Congratulations. Now's the time to cut 10% of the story's word count.
Before you scream and apply a baseball bat to my head, hear me out.
When an author rewrites and edits a story, the temptation is to add words. All authors have experienced this. There you are, doing rewrites and clarifying some jumbled exposition or giving more depth to a character interaction or explaining exactly who is speaking in that confusing scene with twenty characters engaging in a spirited dialog about the best way to murder an author. So you do all this and bam, your story has jumped by several thousand in the word count.
And that's perfectly okay. If you need more words to tell your story, then use them. That's what words are for. To tell stories.
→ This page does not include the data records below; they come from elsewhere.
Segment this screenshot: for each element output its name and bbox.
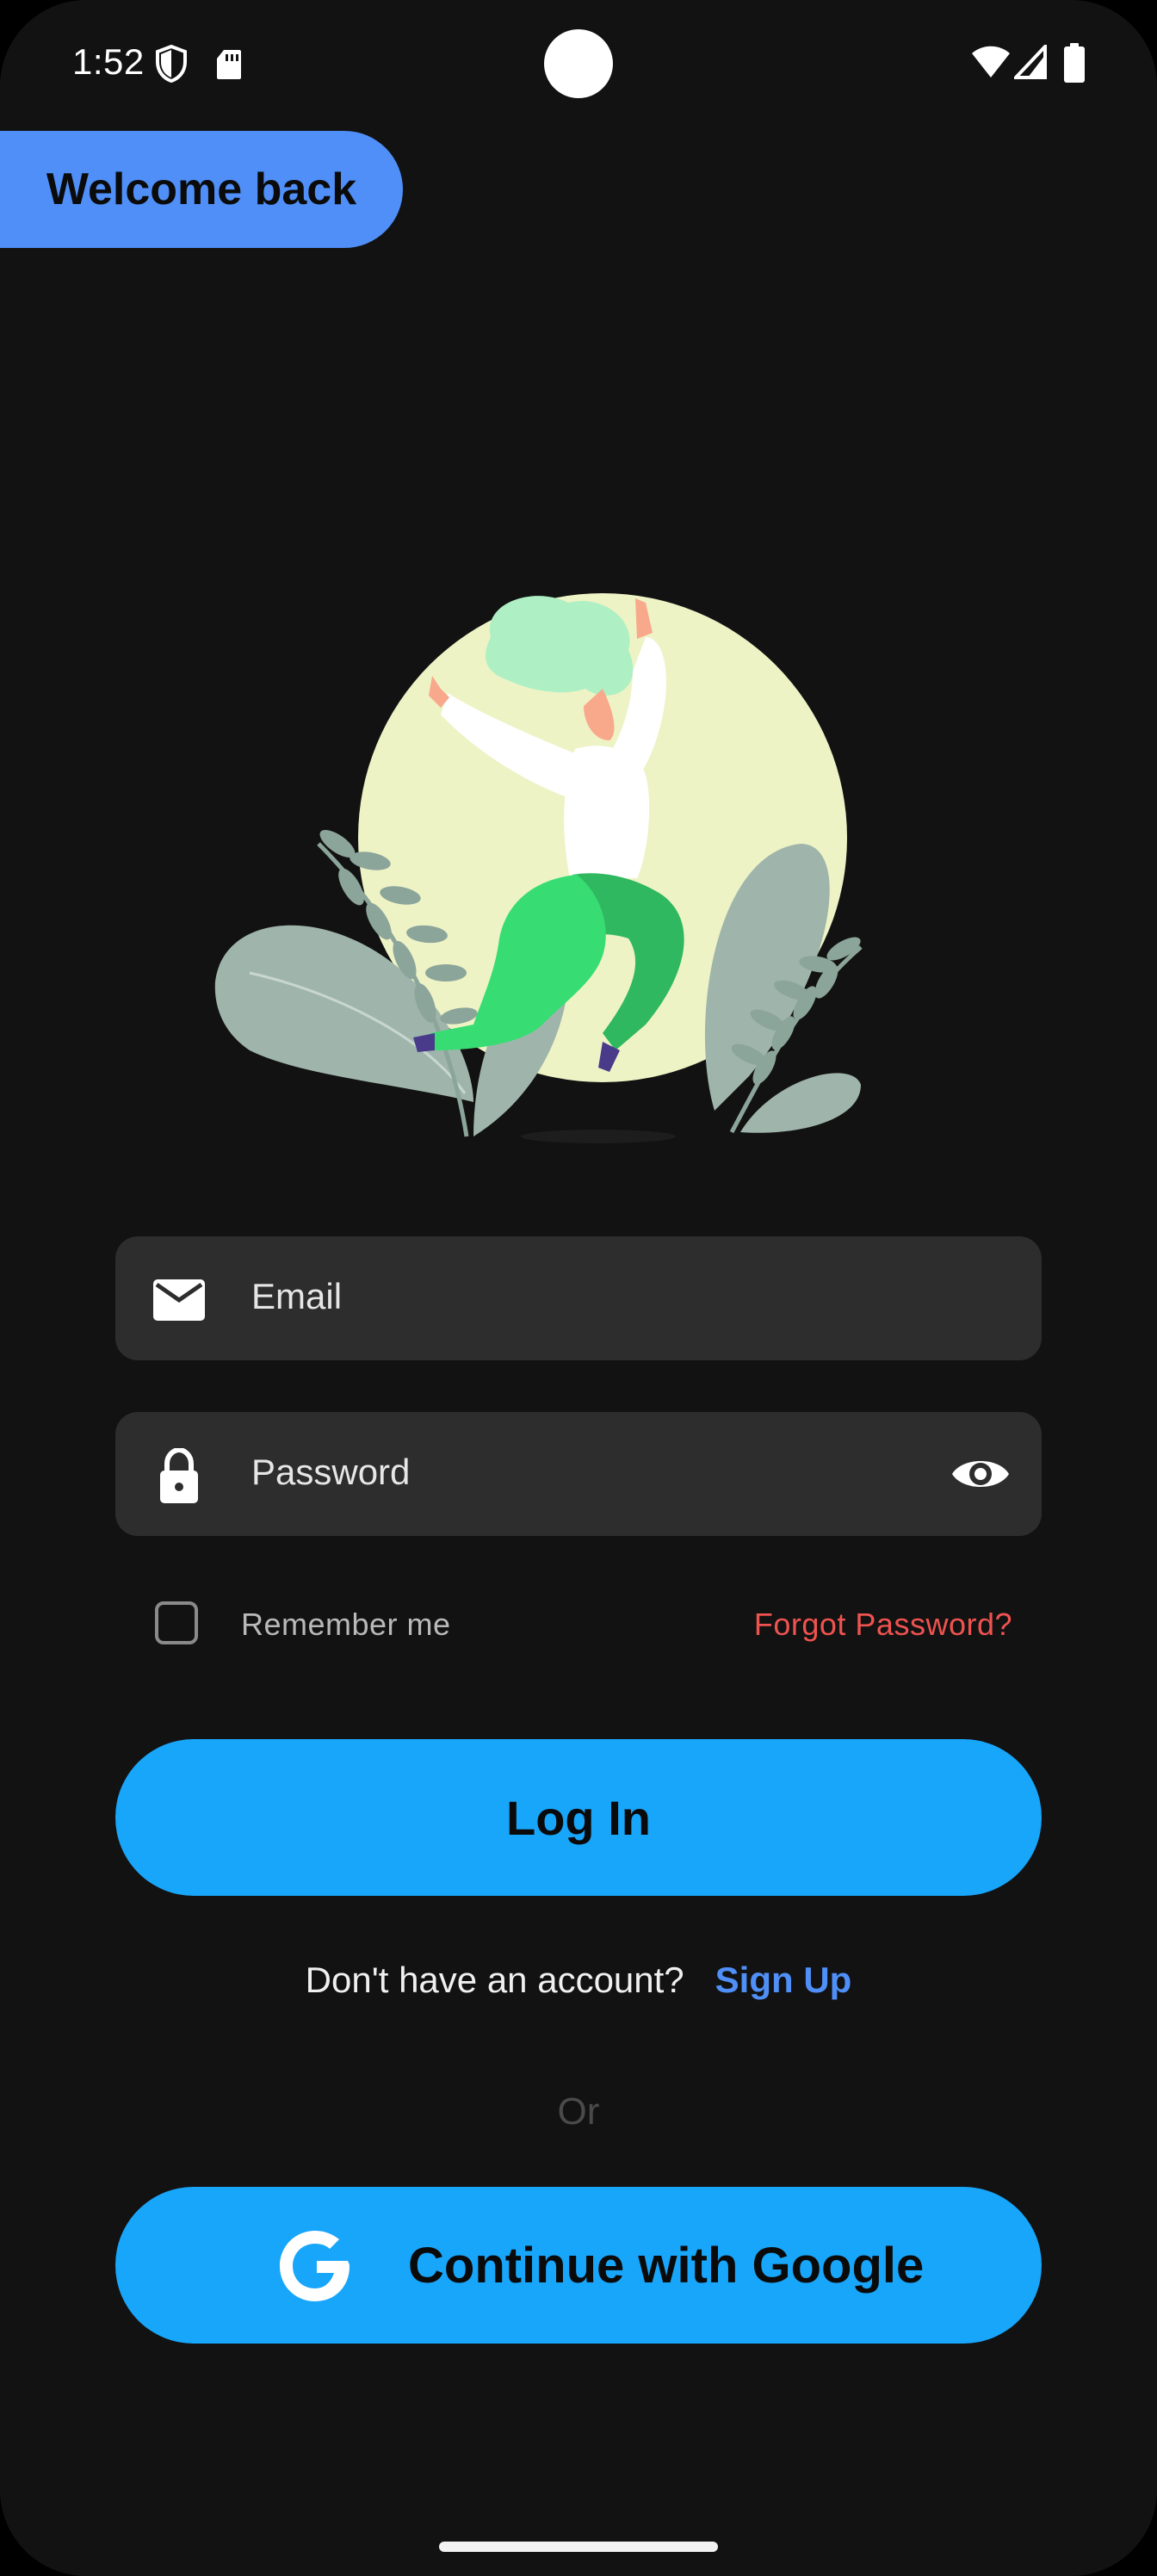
remember-checkbox[interactable] [155,1601,198,1644]
hero-illustration [214,593,863,1143]
status-bar: 1:52 [0,0,1157,129]
lock-icon [160,1448,198,1503]
signup-link[interactable]: Sign Up [715,1960,852,2000]
camera-cutout [544,29,613,98]
google-button-label: Continue with Google [408,2238,925,2294]
or-divider: Or [557,2090,600,2133]
email-icon [153,1279,205,1321]
remember-label: Remember me [241,1607,451,1642]
forgot-password-link[interactable]: Forgot Password? [754,1607,1012,1643]
google-signin-button[interactable]: Continue with Google [115,2187,1042,2344]
signal-icon [1014,45,1047,79]
password-field[interactable]: Password [115,1412,1042,1536]
login-button-label: Log In [506,1790,651,1845]
email-placeholder: Email [251,1276,343,1316]
welcome-banner: Welcome back [0,131,403,248]
shield-icon [156,45,187,83]
google-icon [280,2231,350,2301]
home-indicator[interactable] [439,2542,718,2552]
app-screen: 1:52 Welcome back Email Password Remembe… [0,0,1157,2576]
eye-icon[interactable] [950,1450,1011,1498]
login-button[interactable]: Log In [115,1739,1042,1896]
signup-prompt: Don't have an account? [305,1960,684,2000]
password-placeholder: Password [251,1452,411,1492]
status-time: 1:52 [72,41,145,82]
welcome-title: Welcome back [46,164,357,214]
battery-icon [1064,43,1085,83]
wifi-icon [972,46,1010,77]
email-field[interactable]: Email [115,1236,1042,1360]
signup-row: Don't have an account? Sign Up [0,1960,1157,2001]
sd-card-icon [217,50,241,79]
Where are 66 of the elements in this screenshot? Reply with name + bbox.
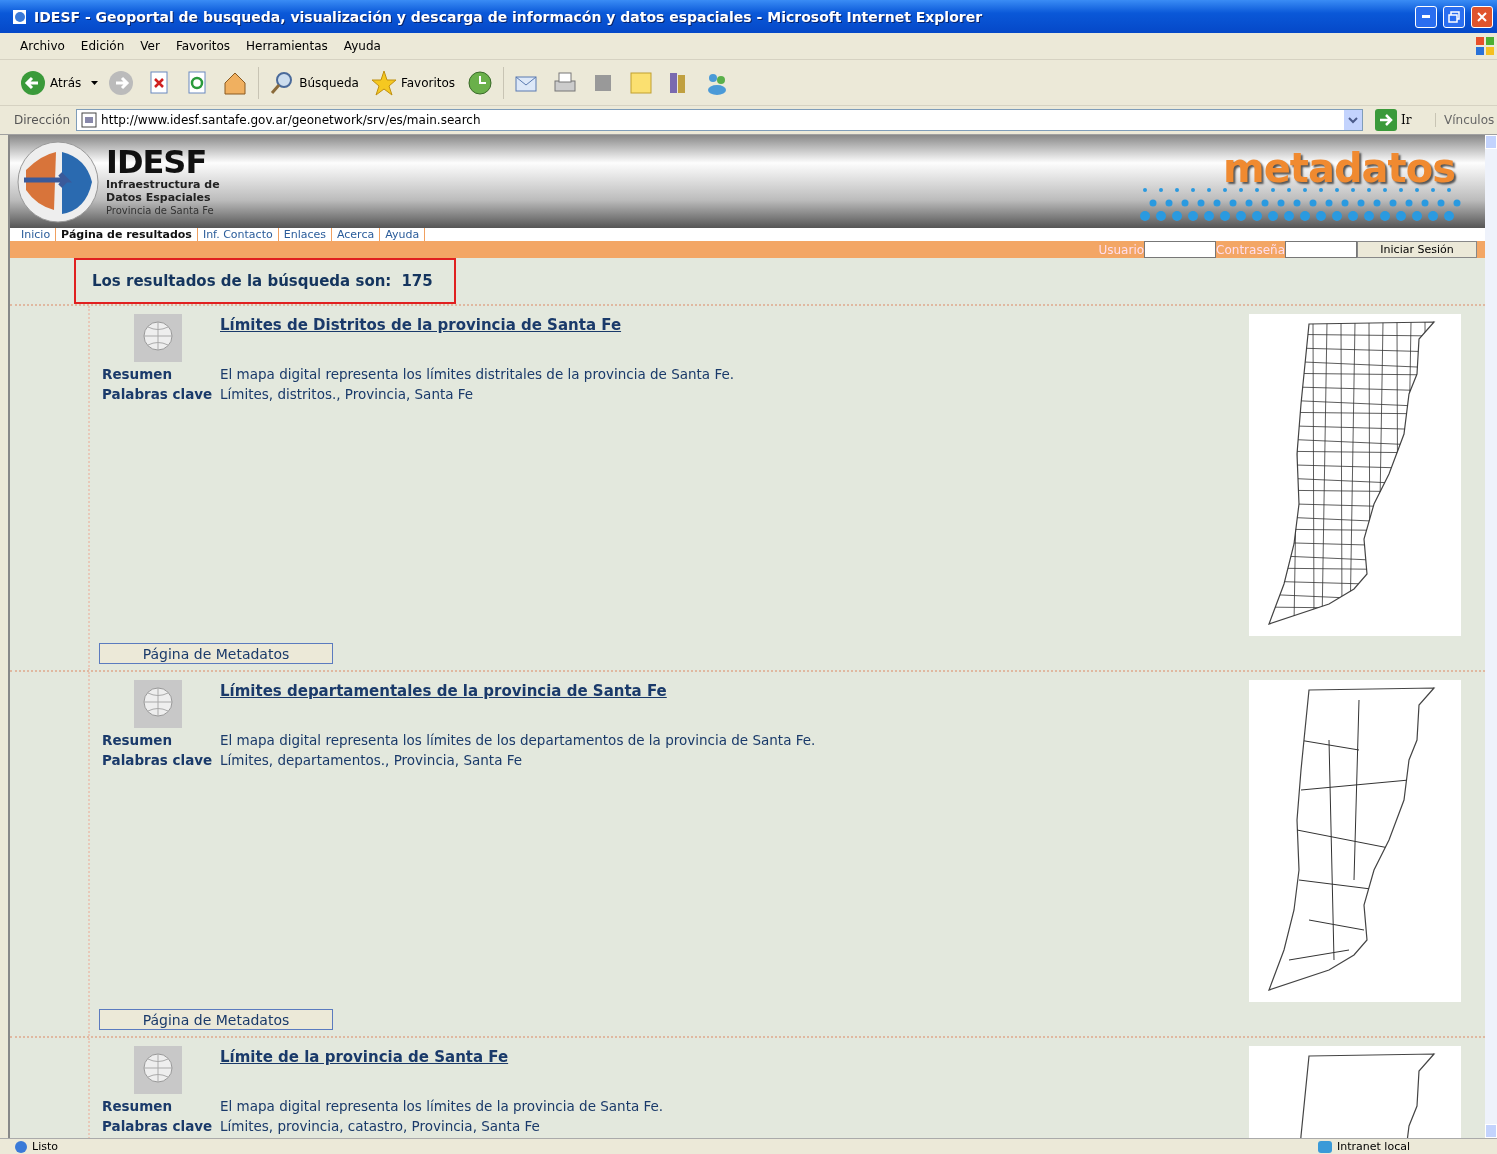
history-icon — [467, 69, 494, 96]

But once all the rewriting and editing are complete and you feel that the story is finished, that's a great time to see what you can do to simplify the story. And a good way to do this is to set a 10% goal for cutting words from your story.
I've been doing this recently with my fiction and I've found this 10% goal forces an author to consider both the minutia of what you've written and the larger parts of your story. Is that flowery sentence really necessary? Is that minor plot device, which needs a long info dump to explain, essential to the story? Do you really need all those adjectives and adverbs and phrases?
As you go through your story cutting what isn't absolutely needed you'll find that a stronger story quickly emerges. This is often because less is more (unless you're actually using cliches like that in your story, in which case consider my advice to not cliche yourself into being a hack writer).
And before you think this is merely my advice, note that Stephen King gives similar advice in On Writing. According to King, one of the early critiques he received stated the following: "Not bad, but PUFFY. You need to revise for length. Formula: 2nd Draft = 1st Draft – 10%."